Institutional Memory
Denham Grey, a leading KM practitioner who also fostered the KM Wiki provides the context for the dream of knowledge management, what went wrong and what was discovered.
The dream:
One of the central themes of KM is the design, building and maintenance of an effective 'corporate memory', a repository, a dare I say it, knowledge-base. Here the intellectual jewels of the organization will reside, easily accessible, expertly indexed, intuitively browseable. Here experts and novices will come for self-help knowledge, they will find the correct solution quickly, be able to apply the solutions with confidence, and learn from the 'collective experience of the organization'.
Many dollars have been invested, many organizations have egg on their collective faces, many repositories lie unused, shunned by novices and experts alike and yet there are more KM projects starting each day with the same vision / mission and yet another dream. Perhaps we think portals or automatic profiling or collaborative systems or social software will do it this time!
What matters is social context. Go read the whole thing, and his discoveries. Related: Spike Hall differentiates social context at the individual, group and organizational level.
Denham also shares his practices and tools (including Socialtext!).
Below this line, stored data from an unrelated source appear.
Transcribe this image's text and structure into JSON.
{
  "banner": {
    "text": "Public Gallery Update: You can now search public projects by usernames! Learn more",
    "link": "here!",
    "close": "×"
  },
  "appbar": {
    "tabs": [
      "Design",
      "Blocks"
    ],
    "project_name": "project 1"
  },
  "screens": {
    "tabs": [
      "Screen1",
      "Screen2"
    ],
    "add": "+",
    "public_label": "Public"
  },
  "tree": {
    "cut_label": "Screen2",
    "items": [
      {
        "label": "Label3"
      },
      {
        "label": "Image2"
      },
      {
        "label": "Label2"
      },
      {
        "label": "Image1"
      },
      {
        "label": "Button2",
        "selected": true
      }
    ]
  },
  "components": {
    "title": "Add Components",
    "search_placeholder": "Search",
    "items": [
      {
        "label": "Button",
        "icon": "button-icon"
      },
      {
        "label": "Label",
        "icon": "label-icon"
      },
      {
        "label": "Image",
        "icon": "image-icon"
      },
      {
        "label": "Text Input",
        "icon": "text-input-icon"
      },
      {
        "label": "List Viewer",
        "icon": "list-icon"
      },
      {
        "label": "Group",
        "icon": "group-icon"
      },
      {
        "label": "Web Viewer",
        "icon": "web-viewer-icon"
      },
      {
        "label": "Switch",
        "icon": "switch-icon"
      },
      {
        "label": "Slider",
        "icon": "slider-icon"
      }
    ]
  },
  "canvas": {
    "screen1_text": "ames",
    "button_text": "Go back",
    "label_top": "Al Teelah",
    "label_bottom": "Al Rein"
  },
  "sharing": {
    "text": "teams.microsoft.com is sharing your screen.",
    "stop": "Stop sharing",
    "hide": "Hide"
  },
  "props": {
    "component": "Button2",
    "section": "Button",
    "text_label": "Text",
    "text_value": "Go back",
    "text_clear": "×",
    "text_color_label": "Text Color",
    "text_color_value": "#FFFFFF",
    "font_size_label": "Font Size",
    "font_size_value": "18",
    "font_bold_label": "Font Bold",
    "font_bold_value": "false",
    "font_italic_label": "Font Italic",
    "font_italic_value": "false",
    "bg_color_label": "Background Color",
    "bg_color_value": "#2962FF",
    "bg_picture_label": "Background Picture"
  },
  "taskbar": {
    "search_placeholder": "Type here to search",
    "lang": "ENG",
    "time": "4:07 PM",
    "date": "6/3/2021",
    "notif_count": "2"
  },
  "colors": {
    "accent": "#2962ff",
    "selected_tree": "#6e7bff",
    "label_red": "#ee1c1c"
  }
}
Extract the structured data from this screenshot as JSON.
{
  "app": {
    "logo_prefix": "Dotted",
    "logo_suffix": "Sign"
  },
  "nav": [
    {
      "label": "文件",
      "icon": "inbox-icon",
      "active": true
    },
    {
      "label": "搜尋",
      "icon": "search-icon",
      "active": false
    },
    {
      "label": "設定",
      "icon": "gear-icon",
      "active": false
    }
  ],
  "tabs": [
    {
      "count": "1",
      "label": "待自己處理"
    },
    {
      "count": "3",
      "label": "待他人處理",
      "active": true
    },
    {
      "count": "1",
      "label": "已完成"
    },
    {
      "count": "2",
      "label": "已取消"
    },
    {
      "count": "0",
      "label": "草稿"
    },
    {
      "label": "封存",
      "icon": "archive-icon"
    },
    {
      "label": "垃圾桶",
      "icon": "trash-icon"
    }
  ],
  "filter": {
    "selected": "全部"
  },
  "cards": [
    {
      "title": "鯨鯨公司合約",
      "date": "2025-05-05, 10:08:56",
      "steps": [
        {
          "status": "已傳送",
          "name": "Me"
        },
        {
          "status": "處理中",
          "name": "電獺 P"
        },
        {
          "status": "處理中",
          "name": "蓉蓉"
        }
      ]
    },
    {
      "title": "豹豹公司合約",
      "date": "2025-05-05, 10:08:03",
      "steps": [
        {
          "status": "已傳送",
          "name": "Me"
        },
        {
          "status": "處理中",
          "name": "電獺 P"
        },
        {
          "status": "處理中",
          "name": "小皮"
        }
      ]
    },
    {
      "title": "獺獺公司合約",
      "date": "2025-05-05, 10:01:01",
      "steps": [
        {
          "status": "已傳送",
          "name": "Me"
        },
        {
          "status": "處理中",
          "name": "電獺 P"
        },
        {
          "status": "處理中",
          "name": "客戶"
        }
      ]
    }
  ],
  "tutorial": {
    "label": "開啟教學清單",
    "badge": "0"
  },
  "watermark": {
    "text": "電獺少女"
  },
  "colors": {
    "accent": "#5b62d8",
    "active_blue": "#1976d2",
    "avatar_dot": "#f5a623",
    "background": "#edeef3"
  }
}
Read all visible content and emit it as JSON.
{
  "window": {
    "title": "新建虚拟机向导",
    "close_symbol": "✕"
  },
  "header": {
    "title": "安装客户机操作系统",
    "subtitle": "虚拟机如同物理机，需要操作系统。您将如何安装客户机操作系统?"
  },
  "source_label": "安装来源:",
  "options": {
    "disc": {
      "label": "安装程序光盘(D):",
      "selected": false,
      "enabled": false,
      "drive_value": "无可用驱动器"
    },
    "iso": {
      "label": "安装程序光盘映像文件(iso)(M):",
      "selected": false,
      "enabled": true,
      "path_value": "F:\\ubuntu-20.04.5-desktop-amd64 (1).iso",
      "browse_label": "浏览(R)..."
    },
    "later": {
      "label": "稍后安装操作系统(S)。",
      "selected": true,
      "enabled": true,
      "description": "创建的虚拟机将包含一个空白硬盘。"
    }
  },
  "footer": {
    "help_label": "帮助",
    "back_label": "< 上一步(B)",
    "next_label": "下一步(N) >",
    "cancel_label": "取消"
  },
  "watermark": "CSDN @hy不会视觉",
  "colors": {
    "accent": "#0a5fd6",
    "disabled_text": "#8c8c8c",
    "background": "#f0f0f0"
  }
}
Denham points out his focus on knowledge creation (awareness, learning, community); instead of intellectual capital (knowledge assets, branding, knowledge exchanges). His emphasis is on social capital: The real challenges lie in getting groups to leverage their learning, to combine and synthesise their insights, experience and expertise.
Perhaps what's new this time is we learned by suppporting user desires to get things done more efficiently, connect organically, and keep it simple so everyone can participate -- the result builds institutional memory When people are the intelligent agents their actions in aggregate have emergent properties. Like with weblogs on the public Internet, the best content and expertise rise to the top naturally. While social capital is a necessary precondition for the development of intellectual capital, such a lofty strategic value proposition is unnecessary. Help people produce first -- and learn as they go.